Third, if there is a demand-control dilemma when responding to criticism, it is important that staff can talk about it [82]. If the dilemma cannot be voiced, it will mutate into a double bind, compounding the problem with invisibility. Speaking up about such problems can be undermined in many ways [7]. For example, too much pressure for self-presentation and narratives disconnected from the operational reality (e.g., being a learning organisation) can lead to misplaced optimism [15] that makes the underlying problems harder to address.

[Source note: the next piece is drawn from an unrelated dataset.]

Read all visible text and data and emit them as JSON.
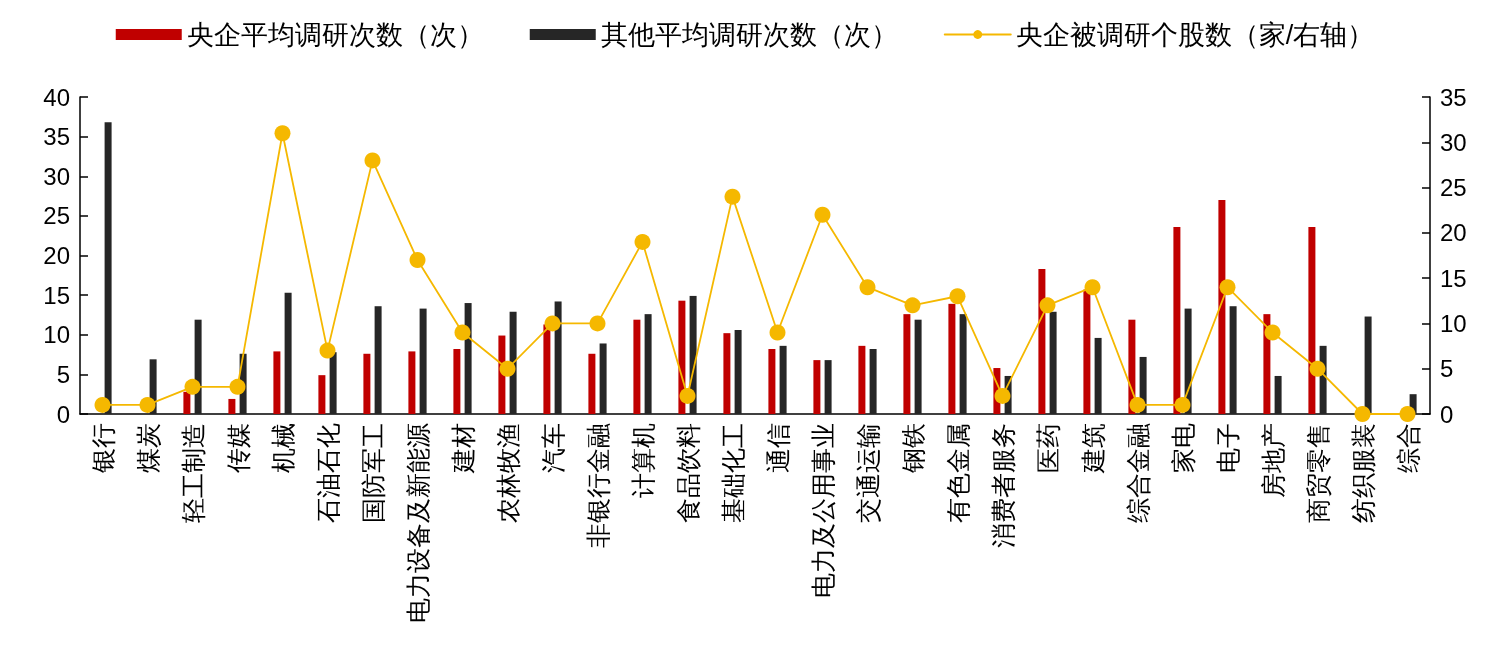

Finally, individualised support should not undermine organisational learning. The individualising tactic is often perceived as helpful because it addresses complainants’ personal concerns (e.g., getting an appointment). However, such ‘duct taping’ [31] can remove the impetus for substantive change (e.g., improving systems). To date, individualising is explained in terms of staff ‘firefighting’ due to limited resources [27] and the inability of bureaucracies to handle complex complaints [33]. Our findings extend this literature: not only does ‘firefighting’ placate rather than prevent concerns, but, as a defensive tactic, it is particularly pernicious because, by doing favours for patients, it makes them grateful and thus complicit in undermining organisational learning.
Limitations
Our research did not examine what happened behind the scenes. A response might have been generic, but, backstage it might have led to organisational learning. Equally, a tailored and non-defensive response might, behind the scenes, have been ignored. Relatedly, our narrowed focus on the responses meant that we could only infer the organisational constraints we used to explain the defensive responses. To mitigate this limitation, we relied heavily on previous research in the NHS examining what happens backstage in complaint handling [26,27,33]. Finally, our measure of whether learning occurred (or not) was obtained from the staff responses, which were sometimes over-claiming. To address this limitation, we also assessed the reported learning, finding only 16 clear cases of organisational learning attributable to the patient story. But, there may have been instances of unreported learning.
Conclusion
Studying defensiveness as an observable social behaviour has revealed the complaint handlers’ bind. This is defined as any staff being tasked with responding to negative feedback without any viable pathway for organisational learning and an implicit injunction against voicing this dilemma. From this standpoint, although defensive responding by front-line staff is associated with less organisational learning, it might be a consequence rather than a cause of failures in organisational learning. In short, defensiveness might be a reasonable response to an unreasonable situation unwittingly created by organisations.